Dudus about-turn

Dorothy Lightbourne

In an apparent about-face in the extradition fight over west Kingston enforcer Chris-topher ‘Dudus’ Coke, Justice Minister Dorothy Lightbourne said she had taken into account evidence besides the contentious wiretapping information in signing the request for proceedings to begin.

There are also conflicting reports as to who made the final call. Lightbourne, who also shoulders responsibility of attorney general, has insisted that “it is not true that I acted under the direction of the prime minister”, a clear response to inferences that Bruce Golding had ordered her to sign the extradition request.

The disclosures were made in court documents filed by the minister in response to Coke’s application for his warrant of arrest to be stayed. He is seeking leave to go to the Judicial Review Court to have the authority to proceed with his warrant of arrest quashed.

Coke’s application was set for hearing yesterday before Chief Justice Zaila McCalla in chambers at the Supreme Court but has been put off until tomorrow. An adjournment was granted after Coke’s lawyers Paul Beswick and Don Foote said they had received the minister’s affidavit on the weekend and needed time to study it and respond.

The Government had, for the last nine months, refused to comply with the request from the United States government on the basis that that country needed additional information because the evidence sent was in breach of the Interception of Communications Act.
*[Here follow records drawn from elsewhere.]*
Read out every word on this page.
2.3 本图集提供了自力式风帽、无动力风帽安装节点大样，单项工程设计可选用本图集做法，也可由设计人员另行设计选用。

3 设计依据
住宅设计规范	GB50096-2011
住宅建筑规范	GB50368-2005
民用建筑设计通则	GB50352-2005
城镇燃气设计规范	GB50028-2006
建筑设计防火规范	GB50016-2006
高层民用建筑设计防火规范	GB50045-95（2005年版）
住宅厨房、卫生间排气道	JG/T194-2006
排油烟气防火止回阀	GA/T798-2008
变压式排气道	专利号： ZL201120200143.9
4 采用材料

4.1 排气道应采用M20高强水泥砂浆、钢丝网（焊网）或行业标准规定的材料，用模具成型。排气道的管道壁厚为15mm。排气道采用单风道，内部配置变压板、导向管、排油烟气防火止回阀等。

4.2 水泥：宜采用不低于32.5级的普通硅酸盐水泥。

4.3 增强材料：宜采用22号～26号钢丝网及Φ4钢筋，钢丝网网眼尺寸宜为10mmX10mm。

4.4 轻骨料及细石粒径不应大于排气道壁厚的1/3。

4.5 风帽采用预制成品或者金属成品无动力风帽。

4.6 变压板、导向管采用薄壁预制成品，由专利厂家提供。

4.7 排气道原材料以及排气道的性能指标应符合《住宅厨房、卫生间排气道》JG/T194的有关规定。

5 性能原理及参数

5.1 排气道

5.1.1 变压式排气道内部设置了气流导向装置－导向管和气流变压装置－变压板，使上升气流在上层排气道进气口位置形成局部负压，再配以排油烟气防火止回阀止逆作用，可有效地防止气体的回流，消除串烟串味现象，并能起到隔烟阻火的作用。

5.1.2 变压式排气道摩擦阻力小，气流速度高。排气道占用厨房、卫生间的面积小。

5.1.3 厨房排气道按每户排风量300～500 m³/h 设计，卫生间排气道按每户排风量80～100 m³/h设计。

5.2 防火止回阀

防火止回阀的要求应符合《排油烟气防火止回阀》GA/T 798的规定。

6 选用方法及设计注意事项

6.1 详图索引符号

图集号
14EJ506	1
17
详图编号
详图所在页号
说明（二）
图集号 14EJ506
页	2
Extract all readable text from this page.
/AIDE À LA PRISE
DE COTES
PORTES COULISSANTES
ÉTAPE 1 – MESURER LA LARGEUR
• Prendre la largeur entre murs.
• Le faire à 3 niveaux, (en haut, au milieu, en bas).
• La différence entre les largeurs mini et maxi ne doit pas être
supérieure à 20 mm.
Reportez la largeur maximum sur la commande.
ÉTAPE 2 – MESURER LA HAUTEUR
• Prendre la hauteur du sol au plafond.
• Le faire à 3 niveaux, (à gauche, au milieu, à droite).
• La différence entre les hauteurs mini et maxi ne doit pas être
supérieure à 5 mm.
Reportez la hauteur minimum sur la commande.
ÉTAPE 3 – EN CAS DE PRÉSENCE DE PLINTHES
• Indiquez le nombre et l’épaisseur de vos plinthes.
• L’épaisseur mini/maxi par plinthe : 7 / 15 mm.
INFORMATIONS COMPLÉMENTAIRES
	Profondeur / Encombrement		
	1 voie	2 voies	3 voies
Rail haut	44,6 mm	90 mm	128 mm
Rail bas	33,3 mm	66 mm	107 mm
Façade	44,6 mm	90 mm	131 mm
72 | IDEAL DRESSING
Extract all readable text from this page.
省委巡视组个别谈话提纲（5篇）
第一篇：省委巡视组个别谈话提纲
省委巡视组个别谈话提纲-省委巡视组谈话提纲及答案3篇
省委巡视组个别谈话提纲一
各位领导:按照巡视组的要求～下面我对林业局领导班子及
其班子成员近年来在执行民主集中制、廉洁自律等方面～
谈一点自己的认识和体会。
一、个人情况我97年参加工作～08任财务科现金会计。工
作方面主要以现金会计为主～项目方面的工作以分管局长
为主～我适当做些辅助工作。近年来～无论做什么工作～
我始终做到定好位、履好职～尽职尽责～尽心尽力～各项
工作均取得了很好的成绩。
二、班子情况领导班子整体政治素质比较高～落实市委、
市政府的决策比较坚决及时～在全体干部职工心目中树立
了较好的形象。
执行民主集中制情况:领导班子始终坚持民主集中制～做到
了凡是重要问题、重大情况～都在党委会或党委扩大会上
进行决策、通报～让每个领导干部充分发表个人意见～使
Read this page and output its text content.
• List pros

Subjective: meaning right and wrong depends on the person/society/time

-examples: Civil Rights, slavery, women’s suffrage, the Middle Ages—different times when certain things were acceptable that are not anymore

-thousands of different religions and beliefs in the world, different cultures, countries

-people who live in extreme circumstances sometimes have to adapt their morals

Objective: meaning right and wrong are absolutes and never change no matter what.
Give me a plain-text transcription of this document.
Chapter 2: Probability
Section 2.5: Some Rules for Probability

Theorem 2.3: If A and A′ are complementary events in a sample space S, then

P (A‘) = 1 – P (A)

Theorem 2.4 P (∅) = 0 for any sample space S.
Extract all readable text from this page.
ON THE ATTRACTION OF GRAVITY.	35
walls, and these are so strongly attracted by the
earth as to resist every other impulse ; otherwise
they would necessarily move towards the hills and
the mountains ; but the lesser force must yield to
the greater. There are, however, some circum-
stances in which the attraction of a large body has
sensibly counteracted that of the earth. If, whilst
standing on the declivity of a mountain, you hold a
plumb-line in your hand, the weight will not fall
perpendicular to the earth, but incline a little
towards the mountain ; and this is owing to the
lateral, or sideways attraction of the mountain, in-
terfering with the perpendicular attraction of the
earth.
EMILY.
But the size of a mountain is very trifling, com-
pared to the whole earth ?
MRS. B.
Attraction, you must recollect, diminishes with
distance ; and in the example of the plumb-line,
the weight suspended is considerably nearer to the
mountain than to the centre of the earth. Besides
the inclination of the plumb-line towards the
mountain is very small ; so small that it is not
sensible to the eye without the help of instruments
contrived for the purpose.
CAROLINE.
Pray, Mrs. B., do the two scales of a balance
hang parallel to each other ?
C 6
However, Lightbourne did not state why the non-wiretap evidence had not prompted the extradition pursuit in the first place; or if that information had not been in her hands from the very beginning.

Coke, 41, is wanted by the US government to face charges of conspiracy to distribute cocaine and marijuana and illegally trafficking in firearms.

Lightbourne, who is being represented by Queen’s Counsel R.N.A. Henriques and attorney-at-law Allan Wood, has said in the affidavit filed on May 28 that it was wholly untrue for Coke to assert that she had not independently exercised her discretion under the Extradition Act.

The minister and the director of public prosecutions are the defendants.

Coke is alleging in his affidavit that the minister acted under the direction of the prime minister when she issued the authority to proceed, but the minister claims that is not true. She said she advised the prime minister and the Cabinet at a meeting held at 11 a.m. on May 17 that she would be signing the authority to proceed, and the prime minister made the announcement later that day in an address to the nation.

Lightbourne said when she signed the authority to proceed, she had also taken into consideration the public interest, which included that the Government “not be placed in a position where it could be accused of having breached its solemn obligations under the extradition treaty with the government of the USA”.

Lightbourne is not proceeding with the motion she had filed on April 17 seeking declarations as to her powers under the Extradition Act. She said in the affidavit that she had no contesting party and the United States government had declined to appear in the matter.

Leader of the Opposition, Portia Simpson Miller, and the Private Sector Organisation of Jamaica were the defendants, but they were released by Supreme Court judge Roy Jones. Coke was a defendant, but he was not served as it was reported that it was not possible to locate him.